3.2.2.3. Bey’u’l-garar

Kelime anlamı olarak “garar”, tehlike ve işin sonucunun bilinmemesi demektir. Bu bağlamda “bey’ul-garar”, geleceğe yönelik belirsizliğe dayanan mübadele çeşididir. İslam fıkhında ise Hanefi, Şafii, Hanbeli, Zeydi ve İbadiye mezheplerine göre “varlığı, miktarı ve teslim zamanı belirli olmayan bir şeyin satımı” demektir. Kaçmış, henüz yakalanmamış, doğmamış hayvanların veya henüz olgunlaşmamış tarım ürünlerinin satışı bu türe örnek teşkil eder. Yani içinde aldanma, tehlike ve zarar riski yüksek olan satışlarda taraflardan biri için garar yani tehlike ve belirsizlik söz konusu olduğundan, faize özellikle de fazlalık faizine benzerliğinden dolayı İslam’da bu tip satışlar “riba” kapsamı içinde yasaklanmıştır (Armağan, 2005: 207-208).

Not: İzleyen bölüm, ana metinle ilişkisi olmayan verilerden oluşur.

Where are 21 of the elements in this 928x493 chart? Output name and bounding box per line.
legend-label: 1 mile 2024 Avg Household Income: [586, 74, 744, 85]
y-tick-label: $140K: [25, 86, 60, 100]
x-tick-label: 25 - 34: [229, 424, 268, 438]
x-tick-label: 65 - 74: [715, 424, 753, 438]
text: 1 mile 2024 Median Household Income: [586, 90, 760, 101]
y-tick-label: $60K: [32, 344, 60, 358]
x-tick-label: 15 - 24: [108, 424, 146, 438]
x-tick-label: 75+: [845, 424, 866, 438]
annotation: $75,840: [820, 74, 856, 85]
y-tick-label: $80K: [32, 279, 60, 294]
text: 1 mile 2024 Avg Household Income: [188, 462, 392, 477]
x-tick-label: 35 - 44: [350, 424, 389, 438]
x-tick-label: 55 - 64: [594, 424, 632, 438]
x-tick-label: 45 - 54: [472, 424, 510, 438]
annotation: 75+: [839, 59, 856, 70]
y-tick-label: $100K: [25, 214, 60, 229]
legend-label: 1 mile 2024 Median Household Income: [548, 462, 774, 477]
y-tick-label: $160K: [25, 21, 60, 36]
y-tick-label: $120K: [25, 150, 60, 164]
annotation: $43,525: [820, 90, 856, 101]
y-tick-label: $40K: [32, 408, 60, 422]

Modern dünyada bu tip faizler, ekonomi içinde önemli bir paya sahiptir. Henüz var olmayan değerlerin mübadelesi, satış vaatleri ve kitlevi üretim dolayısıyla faiz; artan bir oranda genişlemekte olduğundan, konjonktürel ekonomik buhranlar da kaçınılmaz bir şekilde ortaya çıkmaktadır. Tüketim merkezli bir model olan kapitalizm, var olmayan değerlerin bile satışını yaparak değer üretmeye çalışırken; İslam, bu tip belirsiz ve riskli olan mübadelelere karşı çıkarak reel değerleri ön planda tutmayı amaçlamaktadır. İslam’a özgü bu anlayış tarzı, ekonomik hayat içerisindeki krizleri önleyici bir özellik taşımaktadır.

Görüldüğü gibi İslam’da riba, sadece kredi işlemlerine has bir yasak değildir. Belirsizlik ve riski bir tarafın üstlendiği mübadeleleri de içine almaktadır. Bu kapsamda yine bir belirsizliğe dayanan şans oyunları da İslam’da gayr-ı meşru kabul edilmiştir (Tabakoğlu, 2008: 296). Dolayısıyla İslam, riba kavramını sadece bir taraf açısından değil, nedenleri ve sonuçlarıyla toplumun genel refahını bir bütün olarak ele alan bir anlayış çerçevesinde değerlendirmiş ve bu bağlamda onu ekonominin bütün safhalarından dışlayıcı bir amacı kendine hedef ittihaz etmiştir.